Nuova domenica di sangue ieri, in Nigeria. Un attentato suicida contro una chiesa cattolica, a Kaduna, ha causato 10 morti e oltre 140 feriti. L’episodio ha poi provocato la rappresaglia di alcuni gruppi cristiani: uccisi tre islamici. “Un atto barbaro, crudele, non necessario”. Così, il presidente nigeriano, Goodluck Jonathan, ha stigmatizzato quanto accaduto, sottolineando che è urgente che il Paese investa il più possibile nella sicurezza, invertendo “la sfortunata e inaccettabile tendenza che minaccia la pace e la stabilità della Nazione”.

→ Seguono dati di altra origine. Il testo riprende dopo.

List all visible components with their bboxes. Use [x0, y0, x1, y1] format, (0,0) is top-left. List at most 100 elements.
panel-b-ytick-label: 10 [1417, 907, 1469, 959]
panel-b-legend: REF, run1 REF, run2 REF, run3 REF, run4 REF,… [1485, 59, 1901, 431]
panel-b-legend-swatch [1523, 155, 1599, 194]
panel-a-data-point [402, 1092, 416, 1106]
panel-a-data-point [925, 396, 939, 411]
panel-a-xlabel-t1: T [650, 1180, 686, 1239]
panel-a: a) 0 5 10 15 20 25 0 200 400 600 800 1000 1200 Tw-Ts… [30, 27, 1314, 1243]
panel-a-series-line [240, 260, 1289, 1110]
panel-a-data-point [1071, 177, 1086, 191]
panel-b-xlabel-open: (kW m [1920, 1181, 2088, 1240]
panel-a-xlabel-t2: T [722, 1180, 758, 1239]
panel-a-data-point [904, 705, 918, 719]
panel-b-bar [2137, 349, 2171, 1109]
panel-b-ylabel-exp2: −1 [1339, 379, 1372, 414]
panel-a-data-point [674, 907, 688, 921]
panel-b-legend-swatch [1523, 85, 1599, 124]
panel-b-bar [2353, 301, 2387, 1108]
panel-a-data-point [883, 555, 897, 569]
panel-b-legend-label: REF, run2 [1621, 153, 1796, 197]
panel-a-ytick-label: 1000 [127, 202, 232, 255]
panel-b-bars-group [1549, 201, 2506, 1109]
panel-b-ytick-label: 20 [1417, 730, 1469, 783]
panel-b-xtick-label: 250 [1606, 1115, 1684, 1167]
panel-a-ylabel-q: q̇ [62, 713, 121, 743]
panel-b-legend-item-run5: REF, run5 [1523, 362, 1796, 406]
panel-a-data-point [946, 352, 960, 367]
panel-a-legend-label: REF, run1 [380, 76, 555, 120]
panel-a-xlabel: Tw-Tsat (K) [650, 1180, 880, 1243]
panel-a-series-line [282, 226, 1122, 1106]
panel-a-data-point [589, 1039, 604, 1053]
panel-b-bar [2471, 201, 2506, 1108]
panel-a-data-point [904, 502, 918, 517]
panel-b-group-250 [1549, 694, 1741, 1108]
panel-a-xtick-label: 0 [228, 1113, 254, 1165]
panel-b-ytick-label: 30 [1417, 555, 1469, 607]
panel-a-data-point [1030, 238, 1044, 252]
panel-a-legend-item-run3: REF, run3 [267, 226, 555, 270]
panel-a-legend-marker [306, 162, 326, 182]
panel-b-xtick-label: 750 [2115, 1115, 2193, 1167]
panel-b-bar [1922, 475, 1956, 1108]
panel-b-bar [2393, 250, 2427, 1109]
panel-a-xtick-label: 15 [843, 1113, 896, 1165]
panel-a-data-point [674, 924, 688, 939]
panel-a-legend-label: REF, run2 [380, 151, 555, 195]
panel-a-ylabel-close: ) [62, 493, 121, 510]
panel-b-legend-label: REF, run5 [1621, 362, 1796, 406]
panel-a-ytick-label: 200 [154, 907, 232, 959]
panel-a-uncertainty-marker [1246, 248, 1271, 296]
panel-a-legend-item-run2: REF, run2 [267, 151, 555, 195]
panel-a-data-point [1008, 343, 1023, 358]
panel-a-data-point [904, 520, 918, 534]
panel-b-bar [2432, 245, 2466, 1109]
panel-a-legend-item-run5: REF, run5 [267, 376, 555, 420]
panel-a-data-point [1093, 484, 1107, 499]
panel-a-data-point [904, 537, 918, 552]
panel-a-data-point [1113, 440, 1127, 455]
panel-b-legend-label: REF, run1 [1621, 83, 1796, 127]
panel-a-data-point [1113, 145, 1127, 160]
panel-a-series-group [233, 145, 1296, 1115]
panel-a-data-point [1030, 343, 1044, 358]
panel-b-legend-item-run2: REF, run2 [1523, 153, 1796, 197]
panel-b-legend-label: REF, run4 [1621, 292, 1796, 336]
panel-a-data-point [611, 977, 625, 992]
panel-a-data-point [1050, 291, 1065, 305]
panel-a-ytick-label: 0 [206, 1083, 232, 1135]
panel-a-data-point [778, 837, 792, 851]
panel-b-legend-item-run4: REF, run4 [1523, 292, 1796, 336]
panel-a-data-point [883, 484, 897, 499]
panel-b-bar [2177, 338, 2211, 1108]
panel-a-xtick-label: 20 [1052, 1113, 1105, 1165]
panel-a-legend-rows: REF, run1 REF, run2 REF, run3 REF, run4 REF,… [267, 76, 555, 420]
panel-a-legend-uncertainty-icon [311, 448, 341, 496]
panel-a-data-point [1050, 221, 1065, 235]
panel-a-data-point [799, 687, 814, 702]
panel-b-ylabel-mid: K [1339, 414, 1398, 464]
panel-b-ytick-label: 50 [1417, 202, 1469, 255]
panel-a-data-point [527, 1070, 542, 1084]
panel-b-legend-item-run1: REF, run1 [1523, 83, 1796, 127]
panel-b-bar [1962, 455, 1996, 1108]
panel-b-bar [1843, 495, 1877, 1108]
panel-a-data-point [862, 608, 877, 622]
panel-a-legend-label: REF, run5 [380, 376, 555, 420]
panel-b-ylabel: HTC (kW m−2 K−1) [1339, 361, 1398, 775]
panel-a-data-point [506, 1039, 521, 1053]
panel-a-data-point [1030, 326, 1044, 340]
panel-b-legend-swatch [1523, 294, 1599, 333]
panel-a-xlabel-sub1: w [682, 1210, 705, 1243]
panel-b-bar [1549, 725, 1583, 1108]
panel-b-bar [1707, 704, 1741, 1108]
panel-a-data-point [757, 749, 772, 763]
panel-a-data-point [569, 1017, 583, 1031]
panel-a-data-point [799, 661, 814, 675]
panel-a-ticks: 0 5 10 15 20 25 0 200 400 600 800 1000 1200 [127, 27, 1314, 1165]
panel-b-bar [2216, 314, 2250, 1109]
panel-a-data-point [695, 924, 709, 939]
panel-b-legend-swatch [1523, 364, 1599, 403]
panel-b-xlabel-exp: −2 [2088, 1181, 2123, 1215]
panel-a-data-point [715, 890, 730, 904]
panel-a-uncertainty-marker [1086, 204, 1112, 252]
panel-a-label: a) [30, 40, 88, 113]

Ma come leggere questo nuovo atto di violenza che coinvolge cristiani e musulmani? Giancarlo La Vella ne ha parlato con Anna Bono, docente di Storia e Istituzioni dei Paesi africani all’Università di Torino:
R. – L’episodio si inserisce in una lunghissima scia di analoghi episodi, che ormai da anni stanno sconvolgendo la Nigeria, in particolare al nord, ma sempre più spesso anche altre parti di questo immenso Paese che, come sappiamo, è diviso sostanzialmente in due: un nord islamico e un sud cristiano e animista. I protagonisti di questo ennesimo episodio sembrano essere i militanti del gruppo islamico Boko Haram, gruppo ormai noto anche a livello internazionale, che ha come obiettivo l’imposizione della sharia, la lotta contro l’occidente e tutto ciò che l’Occidente rappresenta e che combattono, ormai è certo, non soltanto in Nigeria ma anche in altri Paesi africani.
D. – E’ pensabile che Boko Haram abbia agganci anche con al Qaeda?
R. – Mi sembra certo che combatta a fianco di al Qaeda o di cellule terroristiche che sono l’espressione di al Qaeda in Africa.
D. – Quindi, con un obiettivo politico ma facendo leva su eventuali frizioni tra gruppi religiosi?
R. – Indubbiamente, perché un terreno di coltura di Boko Haram, come di altri analoghi movimenti, è dato da una conflittualità in Africa, sia etnica che religiosa, che permette di reclutare – con il favore poi di condizioni sociali ed economiche disastrose – soprattutto giovani disoccupati con grandi problemi oggettivi e altrettanto grandi problemi di identità. Giovani che è facile coinvolgere in scontri che poi spesso degenerano in vendette private, in distruzione di beni e di proprietà, in attacchi a persone che nulla hanno a che vedere con la situazione.
D. – Quindi, secondo lei, quando il presidente Jonathan chiede di investire maggiormente in sicurezza, intende anche promuovere il progresso sociale?
R. – Assolutamente, e devo dire che questo presidente – tanto osteggiato dal nord e la cui elezione, essendo lui un cristiano del sud, ha intensificato l’ostilità di una parte della popolazione del nord nei confronti del sud cristiano – sta dando segnali e anche qualcosa di più, di buona volontà. Sta cercando, per esempio, di realizzare un colossale investimento nel settore energetico per superare una contraddizione clamorosa. La Nigeria, infatti, è da decenni il primo produttore africano di petrolio di risorse energetiche e dipende dall’estero per l’approvvigionamento di energia con costi e conseguenze economiche e sociali che possiamo immaginare.